Hoje li uma crónica de Manuel Vincent, publicada no “El Pais”, que me emocionou.
Ei-la aqui (com mil perdões pela tosca tradução...), como um presente para todos os Carneiros meus Irmãos:
“No centro de uma praça pública havia um saco cheio de pedras de bom tamanho. Eram peças sagradas. À sombra dos pórticos, uma centena de homens justiceiros esperava.
Em seguida chegaram uns soldados, arrastando a mulher adúltera, que foi recebida em silêncio por todos os olhares enquanto era depositada em terra com os pés atados. Um honorável magistrado leu a sentença e a sua voz uniu-se ao balido de umas cabras que, desde longe, participavam na cerimónia. A morte por lapidação para a mulher adúltera estava ordenada pelo Livro Sagrado, o qual não admitia o perdão e nem sequer a lástima. Uma vez lida a acusação, os justiceiros deveriam aproximar-se da vítima e armar o braço com uma ou várias das pedras contidas no saco.

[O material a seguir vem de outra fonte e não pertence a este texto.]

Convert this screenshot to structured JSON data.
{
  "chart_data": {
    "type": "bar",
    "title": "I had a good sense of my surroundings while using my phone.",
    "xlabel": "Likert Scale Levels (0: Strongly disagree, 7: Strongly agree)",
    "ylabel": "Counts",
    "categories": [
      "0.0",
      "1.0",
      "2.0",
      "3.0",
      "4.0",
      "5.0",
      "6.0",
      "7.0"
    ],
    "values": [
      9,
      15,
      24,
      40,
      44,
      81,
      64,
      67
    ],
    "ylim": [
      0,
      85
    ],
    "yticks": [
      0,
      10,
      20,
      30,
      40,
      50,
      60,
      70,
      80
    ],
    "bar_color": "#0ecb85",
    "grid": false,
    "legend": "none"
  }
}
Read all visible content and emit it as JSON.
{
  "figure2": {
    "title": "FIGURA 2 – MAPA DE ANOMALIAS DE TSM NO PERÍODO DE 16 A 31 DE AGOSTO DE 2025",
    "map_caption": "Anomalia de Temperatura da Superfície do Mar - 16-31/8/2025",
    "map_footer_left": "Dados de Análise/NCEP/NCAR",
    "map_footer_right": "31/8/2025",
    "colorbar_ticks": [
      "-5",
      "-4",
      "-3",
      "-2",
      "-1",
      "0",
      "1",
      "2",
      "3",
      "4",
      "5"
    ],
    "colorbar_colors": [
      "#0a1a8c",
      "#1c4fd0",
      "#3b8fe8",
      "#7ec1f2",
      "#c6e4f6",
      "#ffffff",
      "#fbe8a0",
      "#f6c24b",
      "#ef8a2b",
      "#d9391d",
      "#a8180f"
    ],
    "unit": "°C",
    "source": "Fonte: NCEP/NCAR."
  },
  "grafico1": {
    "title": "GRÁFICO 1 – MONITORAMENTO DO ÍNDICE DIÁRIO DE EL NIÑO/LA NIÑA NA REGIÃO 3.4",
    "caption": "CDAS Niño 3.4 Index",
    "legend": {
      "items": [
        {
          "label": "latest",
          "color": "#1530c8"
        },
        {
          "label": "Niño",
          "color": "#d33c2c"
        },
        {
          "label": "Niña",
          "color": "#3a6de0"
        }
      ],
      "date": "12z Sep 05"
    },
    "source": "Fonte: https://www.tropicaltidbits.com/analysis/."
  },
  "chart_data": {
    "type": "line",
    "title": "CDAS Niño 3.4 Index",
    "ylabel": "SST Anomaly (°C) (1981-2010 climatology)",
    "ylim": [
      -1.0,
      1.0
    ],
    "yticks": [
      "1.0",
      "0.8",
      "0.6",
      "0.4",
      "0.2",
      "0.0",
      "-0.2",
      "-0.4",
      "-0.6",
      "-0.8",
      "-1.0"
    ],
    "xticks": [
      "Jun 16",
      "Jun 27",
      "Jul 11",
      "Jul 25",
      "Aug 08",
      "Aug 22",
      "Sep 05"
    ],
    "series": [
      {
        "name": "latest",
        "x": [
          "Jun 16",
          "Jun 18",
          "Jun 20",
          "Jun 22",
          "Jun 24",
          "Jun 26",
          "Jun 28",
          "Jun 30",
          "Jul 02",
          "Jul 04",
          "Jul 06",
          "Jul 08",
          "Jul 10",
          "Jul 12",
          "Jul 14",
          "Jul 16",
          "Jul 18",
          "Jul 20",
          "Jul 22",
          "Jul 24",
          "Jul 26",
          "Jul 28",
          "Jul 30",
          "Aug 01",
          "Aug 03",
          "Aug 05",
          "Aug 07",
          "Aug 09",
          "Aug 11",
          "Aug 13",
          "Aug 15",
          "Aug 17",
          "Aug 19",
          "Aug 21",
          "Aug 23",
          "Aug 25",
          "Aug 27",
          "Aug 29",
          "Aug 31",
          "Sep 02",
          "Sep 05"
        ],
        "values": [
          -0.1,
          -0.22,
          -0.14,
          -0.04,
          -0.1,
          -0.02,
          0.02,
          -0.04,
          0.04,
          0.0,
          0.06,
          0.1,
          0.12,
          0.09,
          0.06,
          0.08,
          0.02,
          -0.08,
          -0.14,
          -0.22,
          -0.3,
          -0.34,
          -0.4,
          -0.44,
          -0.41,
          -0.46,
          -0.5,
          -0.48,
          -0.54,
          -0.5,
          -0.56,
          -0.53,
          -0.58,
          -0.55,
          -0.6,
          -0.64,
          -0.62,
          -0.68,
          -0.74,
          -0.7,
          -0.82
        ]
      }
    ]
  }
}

Todos o fizeram de forma séria e decidida, formando depois um círculo em volta da mulher, agora ajoelhada e imóvel.
A condenada dobrou o tronco até que os seus lábios tocaram o chão de terra batida e protegeu a cabeça com as mãos, esperando apenas a derradeira graça de ser atingida mortalmente com a primeira pedrada. A um sinal do juiz que comandava a liturgia, todos os verdugos levantaram a mão, mas nesse preciso momento, e sem que se saiba de onde vinha, ecoou a voz poderosa de um profeta: “Quem de entre vós estiver livre do pecado, que atire a primeira pedra”.
Esta ordem, que soou acompanhada por um tremendo relâmpago, paralisou os executores. Com as pedras ainda nas mãos, começaram a explorar as suas consciências. Enquanto a mulher adúltera soluçava e empapava a terra com as suas lágrimas, os justiciadores iam achando, dentro da sua própria alma, os desejos libidinosos e os actos inconfessáveis que tinham cometido e que continuavam impunes. Todos largaram a pedra no chão e se afastaram, todos menos um deles. Era um homem puro, livre do pecado, isento de qualquer culpa, o único legitimado para cumprir a sentença.
Quando a mulher adúltera levantou a cabeça, os pecadores haviam desaparecido. No meio da praça só permanecia aquele homem casto com o braço ainda armado. Enquanto ao longe as cabras lhe pediam clemência com os seus balidos, o homem lapidou a adúltera com gestos serenos e precisos, movido pela crueldade que nasce da pureza absoluta.”